FRANCE – French women’s experiences and opinions with in-country versus cross-border abortion travel: a mixed-methods paper
BMJ Sexual & Reproductive Health
by Laura Rahm, Silvia De Zordo, Joanna Mishtal, Giulia Zanini, Camille Garnsey, Derek Clougher, Caitlin Gerdts
Objectives: This is the first study contrasting the experience of women residing in France and travelling for abortion services inside and outside their country of residence. We compare travel reasons and costs as well as our study participants’ opinions of abortion legislation. The article documents legal and procedural barriers related to accessing local and timely abortions and provides policy recommendations to broaden care options.
Methods: The study is based on a mixed-methods research design. Quantitative data were descriptively analysed using Stata and drawn from 100 surveys with in-country abortion seekers collected from 3 Parisian hospitals, and 57 surveys with French residents seeking abortion care in the Netherlands (42), Spain (10) and the UK (5). Qualitative data were thematically analysed using ATLAS.ti and drawn from 36 interviews with French residents (23 in-country abortion seekers and 13 cross-border abortion travellers).

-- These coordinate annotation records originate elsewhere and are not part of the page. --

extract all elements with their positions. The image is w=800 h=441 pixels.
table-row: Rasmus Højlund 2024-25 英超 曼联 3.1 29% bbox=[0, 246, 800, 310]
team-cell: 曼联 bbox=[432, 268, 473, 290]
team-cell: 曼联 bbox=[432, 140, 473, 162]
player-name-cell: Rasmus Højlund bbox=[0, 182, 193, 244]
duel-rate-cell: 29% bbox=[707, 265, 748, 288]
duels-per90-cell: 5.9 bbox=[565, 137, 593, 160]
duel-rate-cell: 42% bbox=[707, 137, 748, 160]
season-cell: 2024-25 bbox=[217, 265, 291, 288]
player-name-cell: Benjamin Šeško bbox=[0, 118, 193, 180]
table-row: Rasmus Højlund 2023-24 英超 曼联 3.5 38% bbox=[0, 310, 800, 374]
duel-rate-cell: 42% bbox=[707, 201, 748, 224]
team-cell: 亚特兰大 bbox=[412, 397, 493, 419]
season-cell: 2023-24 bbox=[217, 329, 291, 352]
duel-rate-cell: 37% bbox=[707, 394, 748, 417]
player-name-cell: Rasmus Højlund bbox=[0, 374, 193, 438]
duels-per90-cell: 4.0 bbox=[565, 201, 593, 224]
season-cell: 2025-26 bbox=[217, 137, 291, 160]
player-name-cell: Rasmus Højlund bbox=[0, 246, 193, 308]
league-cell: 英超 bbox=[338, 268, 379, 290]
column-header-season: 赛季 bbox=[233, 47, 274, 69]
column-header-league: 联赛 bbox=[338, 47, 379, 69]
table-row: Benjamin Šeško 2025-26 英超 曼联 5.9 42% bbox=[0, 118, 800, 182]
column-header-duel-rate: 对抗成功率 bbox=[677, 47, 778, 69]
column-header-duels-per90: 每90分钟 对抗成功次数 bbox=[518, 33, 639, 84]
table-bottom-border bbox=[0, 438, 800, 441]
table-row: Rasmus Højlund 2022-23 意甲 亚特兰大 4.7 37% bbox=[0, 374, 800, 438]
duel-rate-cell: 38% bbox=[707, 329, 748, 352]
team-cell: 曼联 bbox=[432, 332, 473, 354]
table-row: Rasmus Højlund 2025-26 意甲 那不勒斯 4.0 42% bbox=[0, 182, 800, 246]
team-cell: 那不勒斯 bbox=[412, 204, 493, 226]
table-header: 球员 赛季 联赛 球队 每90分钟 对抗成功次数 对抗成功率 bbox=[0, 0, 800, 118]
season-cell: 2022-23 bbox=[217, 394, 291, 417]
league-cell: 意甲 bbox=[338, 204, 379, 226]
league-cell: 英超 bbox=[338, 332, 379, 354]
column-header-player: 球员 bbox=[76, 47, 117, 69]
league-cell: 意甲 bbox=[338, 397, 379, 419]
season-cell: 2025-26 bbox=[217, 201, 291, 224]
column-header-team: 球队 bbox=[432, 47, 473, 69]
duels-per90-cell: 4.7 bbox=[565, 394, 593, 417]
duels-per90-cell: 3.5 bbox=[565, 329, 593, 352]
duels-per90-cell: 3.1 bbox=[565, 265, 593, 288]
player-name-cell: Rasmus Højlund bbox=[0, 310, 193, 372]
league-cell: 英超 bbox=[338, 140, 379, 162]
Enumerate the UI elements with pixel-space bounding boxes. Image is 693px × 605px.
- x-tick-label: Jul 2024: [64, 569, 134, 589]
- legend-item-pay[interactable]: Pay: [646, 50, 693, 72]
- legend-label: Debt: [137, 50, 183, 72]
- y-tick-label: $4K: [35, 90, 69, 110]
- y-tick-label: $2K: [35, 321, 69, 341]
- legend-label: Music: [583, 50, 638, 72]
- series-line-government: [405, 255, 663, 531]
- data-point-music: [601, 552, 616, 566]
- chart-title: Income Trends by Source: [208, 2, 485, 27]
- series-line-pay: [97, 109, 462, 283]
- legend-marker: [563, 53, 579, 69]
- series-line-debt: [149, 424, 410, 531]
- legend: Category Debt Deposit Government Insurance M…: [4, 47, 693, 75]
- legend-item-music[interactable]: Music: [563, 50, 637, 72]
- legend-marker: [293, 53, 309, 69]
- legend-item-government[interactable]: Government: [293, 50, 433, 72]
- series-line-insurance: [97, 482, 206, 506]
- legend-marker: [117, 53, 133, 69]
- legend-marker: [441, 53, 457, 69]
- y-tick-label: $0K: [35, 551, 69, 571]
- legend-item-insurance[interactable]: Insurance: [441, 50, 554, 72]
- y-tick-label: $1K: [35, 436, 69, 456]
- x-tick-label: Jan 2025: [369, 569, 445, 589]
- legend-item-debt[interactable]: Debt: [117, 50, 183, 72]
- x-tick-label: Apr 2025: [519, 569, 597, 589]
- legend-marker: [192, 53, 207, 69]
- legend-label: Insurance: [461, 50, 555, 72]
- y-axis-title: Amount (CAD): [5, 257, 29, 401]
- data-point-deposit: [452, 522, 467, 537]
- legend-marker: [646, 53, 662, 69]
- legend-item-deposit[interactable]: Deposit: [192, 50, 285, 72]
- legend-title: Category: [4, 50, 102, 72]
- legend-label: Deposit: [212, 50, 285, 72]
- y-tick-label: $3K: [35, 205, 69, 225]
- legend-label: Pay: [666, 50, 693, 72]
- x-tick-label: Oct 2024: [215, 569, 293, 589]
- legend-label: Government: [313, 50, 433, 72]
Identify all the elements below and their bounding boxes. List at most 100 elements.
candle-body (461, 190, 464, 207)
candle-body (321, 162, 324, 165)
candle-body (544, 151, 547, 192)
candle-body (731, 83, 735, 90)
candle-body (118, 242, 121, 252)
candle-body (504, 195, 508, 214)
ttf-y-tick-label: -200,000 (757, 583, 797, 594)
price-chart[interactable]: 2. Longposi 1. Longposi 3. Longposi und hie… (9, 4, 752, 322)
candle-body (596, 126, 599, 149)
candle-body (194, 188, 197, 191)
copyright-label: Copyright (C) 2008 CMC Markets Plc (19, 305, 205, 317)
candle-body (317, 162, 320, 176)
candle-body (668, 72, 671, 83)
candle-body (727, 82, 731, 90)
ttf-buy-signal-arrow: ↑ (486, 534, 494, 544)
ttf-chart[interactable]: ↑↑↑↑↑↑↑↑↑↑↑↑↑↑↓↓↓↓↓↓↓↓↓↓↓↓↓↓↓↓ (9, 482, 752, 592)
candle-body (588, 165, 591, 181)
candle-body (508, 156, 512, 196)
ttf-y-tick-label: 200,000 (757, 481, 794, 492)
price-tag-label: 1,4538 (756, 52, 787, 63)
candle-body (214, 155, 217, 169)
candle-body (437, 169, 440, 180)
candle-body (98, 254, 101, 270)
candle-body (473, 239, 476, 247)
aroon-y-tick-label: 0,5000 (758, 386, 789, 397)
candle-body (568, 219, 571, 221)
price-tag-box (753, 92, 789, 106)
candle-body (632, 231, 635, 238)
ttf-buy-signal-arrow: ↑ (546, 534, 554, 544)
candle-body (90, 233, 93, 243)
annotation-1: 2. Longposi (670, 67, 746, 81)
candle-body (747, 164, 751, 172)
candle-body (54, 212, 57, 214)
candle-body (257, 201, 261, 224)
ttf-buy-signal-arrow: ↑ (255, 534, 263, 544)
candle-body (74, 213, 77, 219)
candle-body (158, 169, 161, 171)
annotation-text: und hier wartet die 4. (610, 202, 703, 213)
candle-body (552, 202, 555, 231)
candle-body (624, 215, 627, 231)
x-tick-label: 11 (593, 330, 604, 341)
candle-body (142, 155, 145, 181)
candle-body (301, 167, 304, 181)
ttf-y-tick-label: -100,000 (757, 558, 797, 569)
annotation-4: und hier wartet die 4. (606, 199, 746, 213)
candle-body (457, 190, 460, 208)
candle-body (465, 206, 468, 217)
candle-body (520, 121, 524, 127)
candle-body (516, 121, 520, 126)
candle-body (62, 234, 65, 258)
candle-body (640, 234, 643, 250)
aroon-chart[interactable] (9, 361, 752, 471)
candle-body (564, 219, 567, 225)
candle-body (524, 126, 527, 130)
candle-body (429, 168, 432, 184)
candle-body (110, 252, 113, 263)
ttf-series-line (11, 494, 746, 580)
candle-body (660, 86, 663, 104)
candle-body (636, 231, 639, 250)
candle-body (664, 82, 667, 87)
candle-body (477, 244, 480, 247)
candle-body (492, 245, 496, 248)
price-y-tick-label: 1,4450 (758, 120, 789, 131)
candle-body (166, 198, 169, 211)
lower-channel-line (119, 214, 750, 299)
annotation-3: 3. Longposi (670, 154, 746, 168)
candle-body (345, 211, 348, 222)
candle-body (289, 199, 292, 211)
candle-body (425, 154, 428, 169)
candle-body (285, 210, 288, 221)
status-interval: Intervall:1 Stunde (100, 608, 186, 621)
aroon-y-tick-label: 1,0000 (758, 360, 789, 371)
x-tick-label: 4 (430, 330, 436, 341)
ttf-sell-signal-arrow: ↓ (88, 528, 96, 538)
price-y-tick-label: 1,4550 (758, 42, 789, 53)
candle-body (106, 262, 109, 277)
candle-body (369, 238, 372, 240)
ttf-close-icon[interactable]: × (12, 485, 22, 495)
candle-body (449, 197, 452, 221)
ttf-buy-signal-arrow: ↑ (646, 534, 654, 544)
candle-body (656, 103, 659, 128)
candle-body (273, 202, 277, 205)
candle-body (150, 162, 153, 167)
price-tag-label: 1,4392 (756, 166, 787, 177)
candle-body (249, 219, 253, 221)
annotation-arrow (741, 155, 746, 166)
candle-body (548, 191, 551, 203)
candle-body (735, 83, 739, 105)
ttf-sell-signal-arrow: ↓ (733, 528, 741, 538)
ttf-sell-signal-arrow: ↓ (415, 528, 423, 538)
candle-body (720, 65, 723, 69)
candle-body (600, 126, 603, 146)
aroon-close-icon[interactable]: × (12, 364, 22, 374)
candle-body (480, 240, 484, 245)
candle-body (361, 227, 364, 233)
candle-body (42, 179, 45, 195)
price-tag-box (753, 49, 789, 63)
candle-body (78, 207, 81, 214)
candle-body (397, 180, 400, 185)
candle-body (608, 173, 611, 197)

Findings: Gestational age limits were the key reason for cross-border travel, while lack of close-by, timely and good quality abortion care was the main driver for in-country abortion travel. Unlike in-country travellers, cross-border abortion seekers faced significant financial costs and burdens related to such travel. Partners, family members and service providers offered important support structures to both cross-border and in-country travellers.
Conclusions: Legal time limits appeared to be the key driver for abortion-related travel of French residents. Having passed or being at risk of exceeding the gestational age limit caused women to travel outside their country or department of residence for abortion care.